What does an EPC mean to a landlord?

NLA Representative Christine Fernandes gives a landlord's take on EPCs

Well…..probably not a lot –  most only bother with them as it is a requirement to be able to market your property to let.

Of course this is only my opinion, but I think that realistically this will be the view across the vast majority of Landlords.

Although, perhaps I am being pessimistic and not giving credit those that care. I am sure there are some landlords out there who see EPCs as more than just an obstacle to letting – but it is difficult to see their value at times.

New Legislation relating to EPC’s comes into force on 6th April 2012 . It advises  that to market a property for rent or sale the EPC must be displayed within 7 days of commencement.

This legislation, although very, commendable really doesn’t make much of a difference to me as a Landlord. I have EPCs for my properties, the fact that I now have to display them whilst I market the property is no great effort for me.

I can honestly say that not one tenant I have rented to has ever accepted my offer of providing them with an EPC. The point is further stressed when I show them a copy and you can clearly see they are not at all interested.

My disappointment is that Legislation should have scratched the surface a little bit deeper and looked at what should happen once an EPC is done.

EPC’s are held on a central register – this register should use to filter homes with lower rating EPC’s  –

This way we can identify where we can make an immediate impact. Given the poor reputation we landlords have, I would welcome the Government establishing teams to work with owners of property with poorer rating EPCs.

This would ensure that owners whether they be private landlords, owner occupiers or housing associations, in this predicament, are given support and advice about options available to them.

Ultimately, to achieve the longer-term targets of reduced emissions nearly all housing stock will have to have zero emission.

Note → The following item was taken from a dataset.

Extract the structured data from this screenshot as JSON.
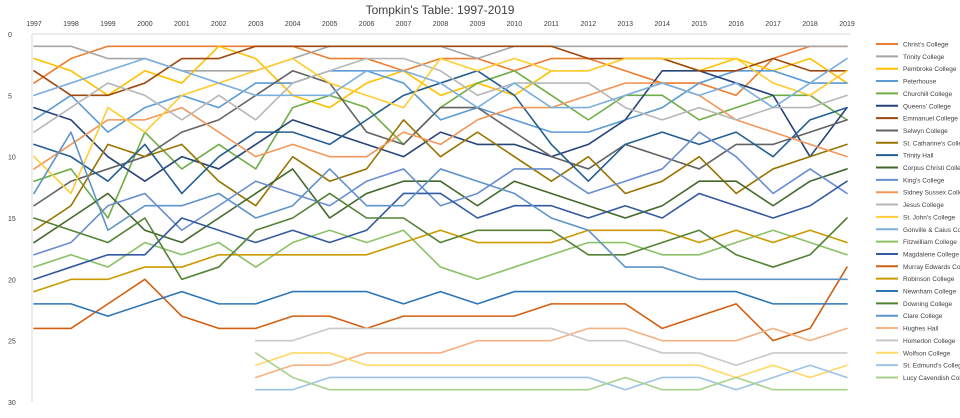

We all need to change our mind set and focus on the long-term goals. Teams, as I’ve suggested at a local level should be working with landlords, letting agents and their respective associations alike. Otherwise most of us will continue to pay little heed to EPCs or what they are supposed to represent.


NLA members qualify for a 10 per cent discount from a NLA EPCs . To find out more about their range of professional assessments carried out by a nationwide network of fully qualified and accredited Domestic Energy Assessors please visit the NLA website.

3 thoughts on “What does an EPC mean to a landlord?

  1. Christine is so right here. I rent to students who might be expected to be keen on ‘saving the world’ or at least being ‘energy efficient’ to save on bills but their eyes glaze over when I show them the EPC’s.
    I always stress that what they are seing is a ‘good’ rating, as I have installed measures to improve energy efficiency, but what they want to know is specifically how much the gas and electric will cost.
    Having to show them the whole document is not going to help engage interest in the document itself. Sad but true.

  2. I think the whole EPC is farcical and a waste of money. Very few people even understand what it all means. Instead of a compulsory EPC, money would have been better spent in offering grants or business rates or tax relief for any improvements that lead to energy efficiency. One of the most successful promotions of energy efficiency measures was the giving of free energy efficient bulbs to all households. This led to millions of people starting to use these bulbs and the gradual adaption of this habit has now made this universally popular. Why cannot something similar be done to improve energy efficiency of properties. This would create massive demand and many new jobs leading to increased tax revenues and making a good dent in the deficit. It is not austerity we need, it is growth and development.

  3. I have no idea which way round the scale works. I am buying a flat with a rating of 38/41 but what does that mean. The house I am selling had a rating of 389. But the assessor reckoned even though we had converted to low energy lighting, had the cavity walls insulated and the loft double insulated it could still save more money. So please please help!!!